Regenerated extracellular NH4+ affects the motile chemosensory responses of batch-cultured oxyrrhis marina

Regenerated extracellular NH4+in laboratory batch-cultures of the heterotrophic marine microzooplankter Oxyrrhis marina affects the strength and consistency of chemotaxes elicited by synthetic and biogenic chemoattractants. The ecological relevance of experiments with batch-cultured O. marina and limitations of the microcapillary assay for the study of chemosensory behaviours are discussed.
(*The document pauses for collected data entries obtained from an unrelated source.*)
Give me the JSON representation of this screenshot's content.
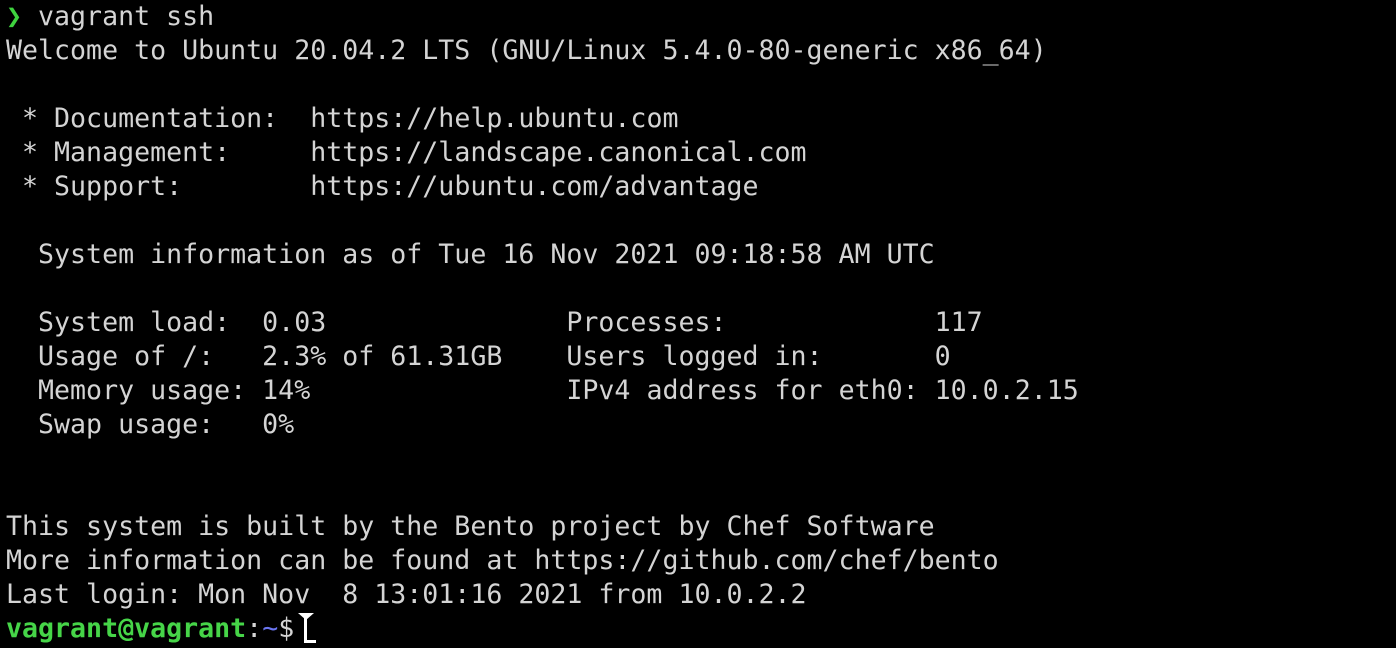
{
  "terminal": {
    "command_prompt_symbol": "❯",
    "command": " vagrant ssh",
    "welcome": "Welcome to Ubuntu 20.04.2 LTS (GNU/Linux 5.4.0-80-generic x86_64)",
    "links": [
      {
        "label": " * Documentation:  ",
        "url": "https://help.ubuntu.com"
      },
      {
        "label": " * Management:     ",
        "url": "https://landscape.canonical.com"
      },
      {
        "label": " * Support:        ",
        "url": "https://ubuntu.com/advantage"
      }
    ],
    "sysinfo_header": "  System information as of Tue 16 Nov 2021 09:18:58 AM UTC",
    "sysinfo_rows": [
      {
        "left": "  System load:  0.03               ",
        "right": "Processes:             117"
      },
      {
        "left": "  Usage of /:   2.3% of 61.31GB    ",
        "right": "Users logged in:       0"
      },
      {
        "left": "  Memory usage: 14%                ",
        "right": "IPv4 address for eth0: 10.0.2.15"
      },
      {
        "left": "  Swap usage:   0%",
        "right": ""
      }
    ],
    "bento_line1": "This system is built by the Bento project by Chef Software",
    "bento_line2": "More information can be found at https://github.com/chef/bento",
    "last_login": "Last login: Mon Nov  8 13:01:16 2021 from 10.0.2.2",
    "prompt_user_host": "vagrant@vagrant",
    "prompt_colon": ":",
    "prompt_path": "~",
    "prompt_dollar": "$",
    "colors": {
      "background": "#000000",
      "text": "#d4d4d4",
      "prompt_green": "#46d548",
      "path_blue": "#6a75f0"
    }
  }
}
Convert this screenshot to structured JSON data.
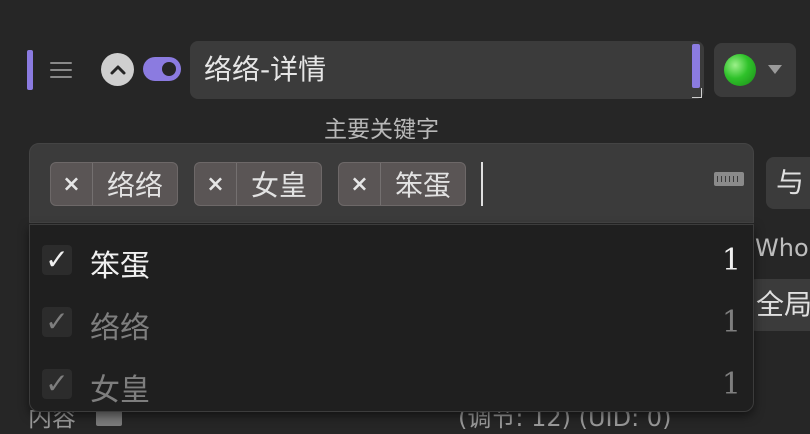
{
  "header": {
    "title_value": "络络-详情",
    "status_color": "#2fc22a"
  },
  "keywords": {
    "label": "主要关键字",
    "chips": [
      {
        "remove": "×",
        "label": "络络"
      },
      {
        "remove": "×",
        "label": "女皇"
      },
      {
        "remove": "×",
        "label": "笨蛋"
      }
    ]
  },
  "dropdown": {
    "options": [
      {
        "check": "✓",
        "label": "笨蛋",
        "count": "1",
        "state": "active"
      },
      {
        "check": "✓",
        "label": "络络",
        "count": "1",
        "state": "dim"
      },
      {
        "check": "✓",
        "label": "女皇",
        "count": "1",
        "state": "dim"
      }
    ]
  },
  "side": {
    "logic_select": "与 (",
    "who_text": "Who",
    "scope_select": "全局"
  },
  "footer": {
    "left_text": "内容",
    "right_text": "(调节: 12) (UID: 0)"
  },
  "colors": {
    "accent": "#8b7be0",
    "background": "#262626",
    "panel": "#3b3b3b"
  }
}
Nitrogen-deficient microalgae are rich in cell-surface mannose: potential implications for prey biorecognition by phagotrophic protozoa / Microalgas com deficiência de nitrogênio são enriquecidas com manose na superfície celular: potenciais implicações para reconhecimento de presas por protozoários fagotróficos

Flow cytometry was used to quantify the abundance of mannose-linked glycoconjugates on microalgae precultured using low- or high-nitrate media. Nitrogen-deficient microalgae were richer in cell-surface mannose than nitrogen-sufficient. Findings are discussed in view of recent research which reveals mannose-specific 'feeding receptors' assist prey biorecognition by phagotrophic protozoa that ingest microalgae.

Citometria de fluxo foi usada para quantificar a abundância de glicoconjugados com manose em precultivos de microalgas usando meios com baixo e alto teor de nitrato. Microalgas com deficiências de nitrogênio tinham mais manose na superfície celular do que as com nitrogênio suficiente. Resultados são discutidos com base nas pesquisas recentes que revelam receptores específicos para manose que auxiliam no reconhecimento da presa por protozoários fagotróficos que ingerem microalgas.